As former Prime Minister Gordon Brown pertinently asked, “When only a small fraction of the population are expected to choose assisted dying, would it not be better to focus all our energies on improving all-round hospice care to reach everyone in need of end-of-life support?”

Finance

Of course palliative care costs more than facilitating patients to take their own lives. According to the Daily Mail “Legalising assisted dying would save the taxpayer £10million in NHS costs in its first year, rising to £60million after a decade, according to grim new estimates published by the government.” The estimates are indeed grim, but also attractive to politicians straining to balance the national budget. Yet they raise the fundamental question: do we want to live in a society which values money over life?

Which is the most fundamental of all the issues: the sanctity of life has been a core principle central to all the Abrahamic faiths, which undergird our culture and way of life. In the words of Job on hearing of the death of all his children, “The Lord gave and the Lord has taken away.” The start and end of life are not ours to determine. We lack the wisdom of God.

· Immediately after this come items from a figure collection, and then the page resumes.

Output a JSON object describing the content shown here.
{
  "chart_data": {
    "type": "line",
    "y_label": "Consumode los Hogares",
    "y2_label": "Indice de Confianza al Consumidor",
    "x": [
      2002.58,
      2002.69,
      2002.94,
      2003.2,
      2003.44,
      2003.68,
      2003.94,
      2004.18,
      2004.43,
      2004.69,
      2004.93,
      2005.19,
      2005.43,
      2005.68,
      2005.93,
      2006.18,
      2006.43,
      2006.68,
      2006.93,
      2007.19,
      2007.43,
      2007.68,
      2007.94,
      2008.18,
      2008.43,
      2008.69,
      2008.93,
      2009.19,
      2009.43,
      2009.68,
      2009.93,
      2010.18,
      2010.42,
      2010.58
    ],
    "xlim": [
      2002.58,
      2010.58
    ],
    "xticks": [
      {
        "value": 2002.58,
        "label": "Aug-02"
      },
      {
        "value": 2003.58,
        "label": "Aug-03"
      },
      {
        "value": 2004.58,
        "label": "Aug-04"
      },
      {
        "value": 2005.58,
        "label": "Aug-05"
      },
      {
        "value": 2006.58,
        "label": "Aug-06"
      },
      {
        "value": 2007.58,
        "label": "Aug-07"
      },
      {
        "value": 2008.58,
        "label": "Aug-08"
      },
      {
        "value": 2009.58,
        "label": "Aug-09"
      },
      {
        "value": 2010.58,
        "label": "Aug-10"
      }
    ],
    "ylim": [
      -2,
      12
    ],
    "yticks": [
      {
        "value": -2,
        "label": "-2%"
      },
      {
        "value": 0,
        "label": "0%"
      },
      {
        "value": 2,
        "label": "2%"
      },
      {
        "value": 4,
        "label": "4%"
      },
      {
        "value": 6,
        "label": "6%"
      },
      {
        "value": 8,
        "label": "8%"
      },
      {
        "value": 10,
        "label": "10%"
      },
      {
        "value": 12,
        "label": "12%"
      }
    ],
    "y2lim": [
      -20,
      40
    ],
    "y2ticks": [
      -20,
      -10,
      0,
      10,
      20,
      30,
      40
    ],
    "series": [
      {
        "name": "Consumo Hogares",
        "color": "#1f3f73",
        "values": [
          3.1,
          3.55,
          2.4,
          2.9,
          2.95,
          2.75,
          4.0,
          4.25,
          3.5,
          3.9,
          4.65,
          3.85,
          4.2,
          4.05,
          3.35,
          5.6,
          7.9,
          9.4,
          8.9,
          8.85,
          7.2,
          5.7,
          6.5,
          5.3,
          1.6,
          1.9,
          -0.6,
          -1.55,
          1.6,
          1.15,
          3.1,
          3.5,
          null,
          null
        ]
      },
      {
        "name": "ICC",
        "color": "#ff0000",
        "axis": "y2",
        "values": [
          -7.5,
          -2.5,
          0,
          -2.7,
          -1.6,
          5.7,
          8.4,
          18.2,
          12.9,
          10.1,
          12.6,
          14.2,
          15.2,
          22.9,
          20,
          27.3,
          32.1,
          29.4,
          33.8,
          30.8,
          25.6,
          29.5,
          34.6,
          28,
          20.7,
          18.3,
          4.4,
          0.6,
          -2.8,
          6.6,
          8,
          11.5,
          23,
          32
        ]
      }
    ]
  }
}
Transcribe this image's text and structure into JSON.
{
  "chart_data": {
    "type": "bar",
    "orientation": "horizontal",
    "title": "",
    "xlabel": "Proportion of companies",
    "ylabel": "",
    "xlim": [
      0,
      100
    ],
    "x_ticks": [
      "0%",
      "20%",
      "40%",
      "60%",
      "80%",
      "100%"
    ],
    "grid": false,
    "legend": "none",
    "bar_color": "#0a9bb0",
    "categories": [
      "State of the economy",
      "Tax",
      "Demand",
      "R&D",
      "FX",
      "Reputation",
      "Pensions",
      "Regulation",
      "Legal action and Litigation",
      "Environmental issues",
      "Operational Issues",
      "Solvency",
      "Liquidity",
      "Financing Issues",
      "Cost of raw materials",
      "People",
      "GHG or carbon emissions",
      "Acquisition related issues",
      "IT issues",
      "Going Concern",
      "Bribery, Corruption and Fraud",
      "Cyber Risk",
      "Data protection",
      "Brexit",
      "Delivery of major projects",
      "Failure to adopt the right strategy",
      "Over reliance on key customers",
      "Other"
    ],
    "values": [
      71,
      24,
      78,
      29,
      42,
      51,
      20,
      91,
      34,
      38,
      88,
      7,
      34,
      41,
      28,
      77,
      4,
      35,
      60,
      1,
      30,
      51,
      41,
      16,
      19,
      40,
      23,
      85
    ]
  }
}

Apparently the majority of our parliamentarians have decided to place that prerogative into the hands of suggestible and distinctly fallible humans beings. We or our children shall, I fear, reap the whirlwind.

As an afterthought I have a number of friends who disagree with me, often after personal experience of watching a loved one die. I sympathise and I suppose that I must be glad for them that the MPs have represented their wishes. And I would never condemn them if they decided to choose the route of assisted dying for themselves. I hope they won’t have to.

Meanwhile I trust that, when the Bill comes to the upper house, their Lordships will fulfil their function of revising it wisely and effectively. They certainly have relevant expertise, for example in the field of palliative care - which is in danger of being squeezed following this bill.